The Foreign Emoluments Clause provides that “no Person holding any Office of Profit or Trust under [the United States], shall, without the Consent of the Congress, accept of any present, Emolument, Office, or Title, of any kind whatever, from any King, Prince, or foreign State.” In a series of coordinated lawsuits brought under the Foreign Emoluments Clause, plaintiffs contend that because “Defendant Donald J. Trump is the President of the United States of America,” he “thus holds an ‘Office of Profit or Trust’ under the United States.” Their argument certainly has an intuitive appeal: How could the presidency not qualify as an “Office of Profit or Trust under the United States” for purposes of this important anti-corruption provision? But an intuition is not an argument, and it is not evidence. Plaintiffs cannot point to a single judicial decision holding that this language in the Foreign Emoluments Clause, or the similar and more expansive phrase, “Office … under the United States” used in other
constitutional provisions, applies to the president. Rather, the text and history of the Constitution, and post-ratification practice during the early republic, strongly support the counterintuitive view: The president does not hold an “Office … under the United States.”

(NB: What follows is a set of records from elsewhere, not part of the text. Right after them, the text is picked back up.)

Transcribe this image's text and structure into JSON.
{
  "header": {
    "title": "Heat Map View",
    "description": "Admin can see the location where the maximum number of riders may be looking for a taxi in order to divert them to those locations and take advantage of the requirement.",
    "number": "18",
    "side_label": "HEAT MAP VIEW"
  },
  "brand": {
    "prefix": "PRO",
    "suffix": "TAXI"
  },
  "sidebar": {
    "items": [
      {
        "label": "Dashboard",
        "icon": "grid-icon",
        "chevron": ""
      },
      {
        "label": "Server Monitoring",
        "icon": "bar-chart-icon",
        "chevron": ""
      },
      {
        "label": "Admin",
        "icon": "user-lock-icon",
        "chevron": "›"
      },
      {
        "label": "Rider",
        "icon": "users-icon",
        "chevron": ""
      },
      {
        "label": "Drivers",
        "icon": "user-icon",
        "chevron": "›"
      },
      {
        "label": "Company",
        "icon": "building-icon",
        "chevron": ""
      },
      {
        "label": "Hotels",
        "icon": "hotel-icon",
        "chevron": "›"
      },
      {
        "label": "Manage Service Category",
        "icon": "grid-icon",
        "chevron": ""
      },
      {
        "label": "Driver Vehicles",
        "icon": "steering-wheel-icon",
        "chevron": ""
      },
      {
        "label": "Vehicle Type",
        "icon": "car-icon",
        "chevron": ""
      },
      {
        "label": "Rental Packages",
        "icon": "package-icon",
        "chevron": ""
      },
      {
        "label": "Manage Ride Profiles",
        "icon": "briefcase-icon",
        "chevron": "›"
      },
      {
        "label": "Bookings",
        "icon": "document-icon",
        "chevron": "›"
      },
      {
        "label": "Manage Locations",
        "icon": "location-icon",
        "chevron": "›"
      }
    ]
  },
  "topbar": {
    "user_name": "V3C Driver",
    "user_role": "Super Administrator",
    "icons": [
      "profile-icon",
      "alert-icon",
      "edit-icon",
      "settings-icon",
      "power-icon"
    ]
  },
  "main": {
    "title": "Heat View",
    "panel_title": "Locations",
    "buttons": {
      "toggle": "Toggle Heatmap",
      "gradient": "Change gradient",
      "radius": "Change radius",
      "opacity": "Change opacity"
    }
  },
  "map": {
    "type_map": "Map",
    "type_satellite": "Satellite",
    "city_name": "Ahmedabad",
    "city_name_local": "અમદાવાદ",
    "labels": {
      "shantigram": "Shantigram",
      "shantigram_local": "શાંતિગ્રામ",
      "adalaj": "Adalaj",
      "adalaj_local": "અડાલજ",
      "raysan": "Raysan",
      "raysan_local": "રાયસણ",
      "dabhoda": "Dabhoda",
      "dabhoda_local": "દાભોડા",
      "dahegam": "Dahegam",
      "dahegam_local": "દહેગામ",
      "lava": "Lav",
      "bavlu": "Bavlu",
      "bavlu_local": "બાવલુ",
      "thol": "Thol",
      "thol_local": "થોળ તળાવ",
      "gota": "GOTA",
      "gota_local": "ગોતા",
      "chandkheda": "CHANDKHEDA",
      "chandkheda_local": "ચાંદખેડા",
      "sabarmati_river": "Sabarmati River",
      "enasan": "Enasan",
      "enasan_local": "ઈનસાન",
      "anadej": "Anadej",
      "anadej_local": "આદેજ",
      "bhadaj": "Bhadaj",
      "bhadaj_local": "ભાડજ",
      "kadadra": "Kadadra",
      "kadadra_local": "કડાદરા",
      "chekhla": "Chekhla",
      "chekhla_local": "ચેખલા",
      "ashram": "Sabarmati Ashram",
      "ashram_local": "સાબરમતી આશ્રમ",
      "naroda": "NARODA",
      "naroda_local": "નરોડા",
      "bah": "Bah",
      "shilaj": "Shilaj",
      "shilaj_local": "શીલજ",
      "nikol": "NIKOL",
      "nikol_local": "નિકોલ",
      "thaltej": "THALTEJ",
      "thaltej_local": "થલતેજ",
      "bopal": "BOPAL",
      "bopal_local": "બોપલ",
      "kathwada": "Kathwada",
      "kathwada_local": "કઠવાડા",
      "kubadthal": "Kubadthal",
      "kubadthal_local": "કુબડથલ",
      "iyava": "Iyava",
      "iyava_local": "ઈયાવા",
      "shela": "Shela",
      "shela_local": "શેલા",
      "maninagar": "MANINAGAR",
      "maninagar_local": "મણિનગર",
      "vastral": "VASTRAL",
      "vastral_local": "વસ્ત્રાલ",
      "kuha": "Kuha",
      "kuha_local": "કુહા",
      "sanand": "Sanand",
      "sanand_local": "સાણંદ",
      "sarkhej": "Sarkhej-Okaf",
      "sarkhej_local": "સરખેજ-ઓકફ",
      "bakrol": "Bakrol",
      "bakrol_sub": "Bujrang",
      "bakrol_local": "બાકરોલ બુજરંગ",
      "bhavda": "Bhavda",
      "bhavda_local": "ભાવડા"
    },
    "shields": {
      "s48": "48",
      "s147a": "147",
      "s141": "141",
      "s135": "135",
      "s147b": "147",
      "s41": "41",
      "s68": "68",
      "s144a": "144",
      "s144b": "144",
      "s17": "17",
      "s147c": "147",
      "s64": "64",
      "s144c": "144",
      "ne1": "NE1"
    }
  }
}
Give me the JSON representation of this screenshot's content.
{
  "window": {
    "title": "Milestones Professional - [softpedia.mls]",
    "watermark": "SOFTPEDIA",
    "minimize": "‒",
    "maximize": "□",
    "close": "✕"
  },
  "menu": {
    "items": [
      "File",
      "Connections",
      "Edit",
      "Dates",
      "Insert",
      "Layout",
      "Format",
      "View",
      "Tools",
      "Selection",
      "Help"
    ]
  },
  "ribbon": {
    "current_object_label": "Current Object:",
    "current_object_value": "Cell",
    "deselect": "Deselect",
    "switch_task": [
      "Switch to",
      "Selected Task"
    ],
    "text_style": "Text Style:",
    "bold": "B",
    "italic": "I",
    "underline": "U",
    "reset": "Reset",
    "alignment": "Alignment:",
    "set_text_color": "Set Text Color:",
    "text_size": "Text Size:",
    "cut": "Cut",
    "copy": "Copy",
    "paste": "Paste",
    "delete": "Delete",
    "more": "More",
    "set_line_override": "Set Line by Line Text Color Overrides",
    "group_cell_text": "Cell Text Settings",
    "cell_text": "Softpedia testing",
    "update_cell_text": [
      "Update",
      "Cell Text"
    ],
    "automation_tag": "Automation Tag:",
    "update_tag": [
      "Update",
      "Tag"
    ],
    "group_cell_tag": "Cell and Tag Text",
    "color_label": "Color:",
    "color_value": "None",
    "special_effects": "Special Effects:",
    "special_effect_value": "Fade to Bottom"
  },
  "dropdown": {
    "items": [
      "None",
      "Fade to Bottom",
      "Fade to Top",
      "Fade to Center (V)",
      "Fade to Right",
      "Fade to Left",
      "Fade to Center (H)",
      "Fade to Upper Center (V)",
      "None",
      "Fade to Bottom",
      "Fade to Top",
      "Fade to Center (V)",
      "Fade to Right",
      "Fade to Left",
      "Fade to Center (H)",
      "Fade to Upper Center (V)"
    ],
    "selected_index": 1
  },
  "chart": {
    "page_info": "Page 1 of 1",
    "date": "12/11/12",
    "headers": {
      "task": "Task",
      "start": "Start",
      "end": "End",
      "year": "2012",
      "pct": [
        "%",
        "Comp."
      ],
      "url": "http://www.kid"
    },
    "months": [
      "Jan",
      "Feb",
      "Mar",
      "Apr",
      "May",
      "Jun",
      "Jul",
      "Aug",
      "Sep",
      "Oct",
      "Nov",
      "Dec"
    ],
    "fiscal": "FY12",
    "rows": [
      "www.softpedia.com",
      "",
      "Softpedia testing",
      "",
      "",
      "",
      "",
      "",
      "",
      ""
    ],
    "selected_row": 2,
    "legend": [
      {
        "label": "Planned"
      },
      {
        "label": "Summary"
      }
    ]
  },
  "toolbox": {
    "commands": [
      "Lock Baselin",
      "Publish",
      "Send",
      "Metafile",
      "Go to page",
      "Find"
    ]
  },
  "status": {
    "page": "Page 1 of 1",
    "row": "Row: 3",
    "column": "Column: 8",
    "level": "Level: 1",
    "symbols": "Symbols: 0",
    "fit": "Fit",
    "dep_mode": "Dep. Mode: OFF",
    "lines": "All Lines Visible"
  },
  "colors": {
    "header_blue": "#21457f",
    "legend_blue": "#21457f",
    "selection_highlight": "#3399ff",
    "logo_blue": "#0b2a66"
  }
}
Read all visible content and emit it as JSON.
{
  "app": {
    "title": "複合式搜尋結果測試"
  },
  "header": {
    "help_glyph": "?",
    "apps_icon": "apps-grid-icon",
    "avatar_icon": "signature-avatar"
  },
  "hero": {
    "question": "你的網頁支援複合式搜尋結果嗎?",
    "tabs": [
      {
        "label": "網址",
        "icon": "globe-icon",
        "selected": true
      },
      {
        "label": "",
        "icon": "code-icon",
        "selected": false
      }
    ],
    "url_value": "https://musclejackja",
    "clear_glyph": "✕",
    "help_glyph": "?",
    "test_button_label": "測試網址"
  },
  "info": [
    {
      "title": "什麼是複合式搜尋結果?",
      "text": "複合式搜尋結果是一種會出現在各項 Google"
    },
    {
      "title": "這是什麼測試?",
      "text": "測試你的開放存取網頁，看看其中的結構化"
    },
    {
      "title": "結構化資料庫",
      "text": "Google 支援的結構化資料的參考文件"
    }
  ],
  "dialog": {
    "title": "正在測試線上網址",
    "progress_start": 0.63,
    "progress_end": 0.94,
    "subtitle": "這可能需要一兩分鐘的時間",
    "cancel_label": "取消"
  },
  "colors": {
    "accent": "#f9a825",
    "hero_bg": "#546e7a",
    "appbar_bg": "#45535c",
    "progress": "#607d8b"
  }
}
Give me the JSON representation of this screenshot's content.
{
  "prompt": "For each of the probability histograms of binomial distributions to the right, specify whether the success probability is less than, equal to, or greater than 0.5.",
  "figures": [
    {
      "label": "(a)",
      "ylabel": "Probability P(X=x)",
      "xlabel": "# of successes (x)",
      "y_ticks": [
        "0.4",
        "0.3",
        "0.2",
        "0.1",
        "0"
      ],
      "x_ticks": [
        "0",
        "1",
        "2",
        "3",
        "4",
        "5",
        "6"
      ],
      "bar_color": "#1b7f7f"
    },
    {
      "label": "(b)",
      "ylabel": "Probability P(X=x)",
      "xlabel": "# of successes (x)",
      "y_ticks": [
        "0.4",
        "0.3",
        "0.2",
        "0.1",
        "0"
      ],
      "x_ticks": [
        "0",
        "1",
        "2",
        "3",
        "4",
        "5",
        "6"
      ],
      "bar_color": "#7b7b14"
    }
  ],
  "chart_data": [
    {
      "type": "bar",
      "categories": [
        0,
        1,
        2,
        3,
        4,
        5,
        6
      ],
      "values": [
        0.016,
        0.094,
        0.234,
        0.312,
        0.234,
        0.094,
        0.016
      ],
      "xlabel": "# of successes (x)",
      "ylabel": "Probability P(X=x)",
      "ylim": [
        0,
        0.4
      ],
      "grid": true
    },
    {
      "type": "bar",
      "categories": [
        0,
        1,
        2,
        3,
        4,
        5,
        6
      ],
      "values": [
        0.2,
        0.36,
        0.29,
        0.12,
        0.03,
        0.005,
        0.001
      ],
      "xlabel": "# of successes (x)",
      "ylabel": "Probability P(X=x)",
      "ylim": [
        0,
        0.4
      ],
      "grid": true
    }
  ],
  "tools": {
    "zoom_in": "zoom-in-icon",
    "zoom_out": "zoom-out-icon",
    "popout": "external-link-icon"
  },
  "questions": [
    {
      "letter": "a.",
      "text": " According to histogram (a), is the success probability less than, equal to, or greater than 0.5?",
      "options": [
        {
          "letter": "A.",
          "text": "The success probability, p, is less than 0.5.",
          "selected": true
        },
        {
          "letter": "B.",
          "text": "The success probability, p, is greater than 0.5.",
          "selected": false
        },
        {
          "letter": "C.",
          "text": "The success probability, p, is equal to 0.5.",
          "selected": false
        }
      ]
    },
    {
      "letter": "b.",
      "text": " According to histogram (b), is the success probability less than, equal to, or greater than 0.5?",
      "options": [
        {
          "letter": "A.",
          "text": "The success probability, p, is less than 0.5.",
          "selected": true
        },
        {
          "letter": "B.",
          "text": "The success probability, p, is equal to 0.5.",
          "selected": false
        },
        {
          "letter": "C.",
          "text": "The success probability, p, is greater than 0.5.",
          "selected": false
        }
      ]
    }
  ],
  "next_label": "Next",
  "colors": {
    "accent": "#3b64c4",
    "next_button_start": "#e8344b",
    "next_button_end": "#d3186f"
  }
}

One of us (Tillman) has consistently written for about a decade that elected federal officials, such as the president, do not hold “Office … under the United States.” The other one (Blackman) was persuaded by this research some years ago, long before the notion of a President Trump was even conceivable. Prior to the election, William Baude wrote that “Professor Tillman’s theory makes sense of patterns that most of us never saw. It brings order out of chaos.” To that end, we have submitted amicus briefs to the District Courts for the Southern District of New York and the District of Columbia, advancing a position that the Justice Department has not: that the president is not subject to the Foreign Emoluments Clause. We are grateful for assistance on the briefs from Carrie Severino of the Judicial Education Project and Robert W. Ray and Brittney Edwards of Thompson & Knight LLP.